20. Check the Details, Not Just the Flow
Make sure the app actually works in all the small ways, not just the main user flow. Test elements across the app to make sure they're being handled the way you'd expect. For example, maybe something has a status field. Where does that status come from? If you added that feature after generating content, the AI might just "fake it" and assume you'll remember to map it to a real DB value later.
Personal Example:
I had something that produced an end to end report that included details on potential risk. I asked it to add a tag to indicate the risk level in the UI but I never specified how. It couldn’t really explain how it determined which thing was riskier than another outside of reading the output I generated with the evaluation so I had to go back and develop a rubric or eval based on the content structure and documentation to get it to be accurate and relevant at any level.

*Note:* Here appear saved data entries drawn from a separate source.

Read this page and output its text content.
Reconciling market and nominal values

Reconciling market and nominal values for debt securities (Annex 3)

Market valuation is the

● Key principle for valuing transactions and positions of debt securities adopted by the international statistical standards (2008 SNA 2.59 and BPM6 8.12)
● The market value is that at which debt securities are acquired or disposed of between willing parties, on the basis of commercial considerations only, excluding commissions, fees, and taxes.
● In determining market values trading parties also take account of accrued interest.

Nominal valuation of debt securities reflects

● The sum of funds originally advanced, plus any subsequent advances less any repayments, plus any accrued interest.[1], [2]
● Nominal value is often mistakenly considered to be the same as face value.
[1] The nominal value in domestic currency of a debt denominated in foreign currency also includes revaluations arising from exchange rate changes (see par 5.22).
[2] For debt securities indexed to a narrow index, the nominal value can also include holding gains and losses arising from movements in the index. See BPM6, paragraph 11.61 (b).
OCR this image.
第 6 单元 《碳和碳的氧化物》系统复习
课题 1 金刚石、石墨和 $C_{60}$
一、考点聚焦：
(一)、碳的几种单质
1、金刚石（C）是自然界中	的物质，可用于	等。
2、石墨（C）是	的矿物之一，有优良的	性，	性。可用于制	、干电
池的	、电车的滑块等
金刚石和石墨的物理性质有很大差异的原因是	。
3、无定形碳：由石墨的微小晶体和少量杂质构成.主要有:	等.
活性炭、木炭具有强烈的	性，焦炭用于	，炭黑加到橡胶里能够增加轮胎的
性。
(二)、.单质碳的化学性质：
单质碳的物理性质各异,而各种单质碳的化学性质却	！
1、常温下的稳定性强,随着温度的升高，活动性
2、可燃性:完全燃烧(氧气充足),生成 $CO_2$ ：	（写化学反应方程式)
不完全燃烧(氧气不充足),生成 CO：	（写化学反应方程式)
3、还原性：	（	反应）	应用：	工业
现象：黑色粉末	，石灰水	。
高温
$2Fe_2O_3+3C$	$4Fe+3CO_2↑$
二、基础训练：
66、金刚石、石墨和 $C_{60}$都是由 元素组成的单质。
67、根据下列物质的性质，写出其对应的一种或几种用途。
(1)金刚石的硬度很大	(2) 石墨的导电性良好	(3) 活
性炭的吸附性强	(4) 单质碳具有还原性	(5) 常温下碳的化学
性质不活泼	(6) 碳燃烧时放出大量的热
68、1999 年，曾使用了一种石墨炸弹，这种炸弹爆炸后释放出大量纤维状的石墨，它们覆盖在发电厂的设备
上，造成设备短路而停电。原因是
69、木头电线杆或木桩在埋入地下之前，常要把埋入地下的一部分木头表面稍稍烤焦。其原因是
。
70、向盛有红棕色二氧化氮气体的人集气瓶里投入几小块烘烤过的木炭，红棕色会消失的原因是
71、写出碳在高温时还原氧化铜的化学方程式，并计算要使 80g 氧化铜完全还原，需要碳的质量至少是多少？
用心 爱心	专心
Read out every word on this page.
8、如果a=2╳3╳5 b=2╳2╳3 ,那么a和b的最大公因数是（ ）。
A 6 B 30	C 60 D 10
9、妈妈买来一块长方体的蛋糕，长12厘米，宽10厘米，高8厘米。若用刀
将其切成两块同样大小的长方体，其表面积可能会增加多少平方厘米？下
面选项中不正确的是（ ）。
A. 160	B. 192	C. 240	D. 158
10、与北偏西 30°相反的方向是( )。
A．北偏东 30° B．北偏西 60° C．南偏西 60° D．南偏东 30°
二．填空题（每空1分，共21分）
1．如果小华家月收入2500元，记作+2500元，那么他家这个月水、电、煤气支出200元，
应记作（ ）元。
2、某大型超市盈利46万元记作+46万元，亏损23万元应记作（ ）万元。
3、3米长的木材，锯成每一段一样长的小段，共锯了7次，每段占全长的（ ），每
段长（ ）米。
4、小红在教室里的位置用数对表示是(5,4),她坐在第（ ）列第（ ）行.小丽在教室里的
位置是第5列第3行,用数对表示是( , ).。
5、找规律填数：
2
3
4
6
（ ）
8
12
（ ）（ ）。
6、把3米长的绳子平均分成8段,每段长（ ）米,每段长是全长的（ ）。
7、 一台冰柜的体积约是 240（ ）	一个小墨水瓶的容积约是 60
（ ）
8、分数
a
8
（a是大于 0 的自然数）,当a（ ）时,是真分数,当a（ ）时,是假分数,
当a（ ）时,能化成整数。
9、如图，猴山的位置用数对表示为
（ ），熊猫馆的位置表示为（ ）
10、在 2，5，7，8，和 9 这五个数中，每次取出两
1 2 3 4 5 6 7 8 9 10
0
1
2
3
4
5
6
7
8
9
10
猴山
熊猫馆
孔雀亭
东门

It would have been embarrassing to share this with my team and have them point out that it’s telling them not to worry about something that is actually a huge concern.
Common Pitfalls
The Perfectionism Trap: Focusing on branding and design systems before proving core concepts
The Feature Creep Spiral: Building secondary features before main workflow works
The Technical Debt Spiral: Tools don't prioritize maintenance; old implementations confuse future sessions
The Session Continuity Problem: Poor memory between sessions without documentation
My Current Approach
Foundation models for initial concept validation and stakeholder communication
Cursor for serious development work
Claude CLI for complex architectural changes
MCP integration to maintain context across tools and sessions
Finding Your Starting Point
Define your goals: What do you want to validate or communicate?
Start where you're comfortable: Don't pick tools based on impressiveness
Start small: Pick one concept to prototype
Document learnings: What worked, what didn't, what surprised you?
Level up strategically: Move to complex tools only when you hit clear limitations
The sophistication of these tools doesn't eliminate the need for good thinking. Clear requirements, systematic approaches, and strategic decision-making become more important as the tools get more powerful, not less.
What are you trying to build or validate? And what's the first lesson you want to test?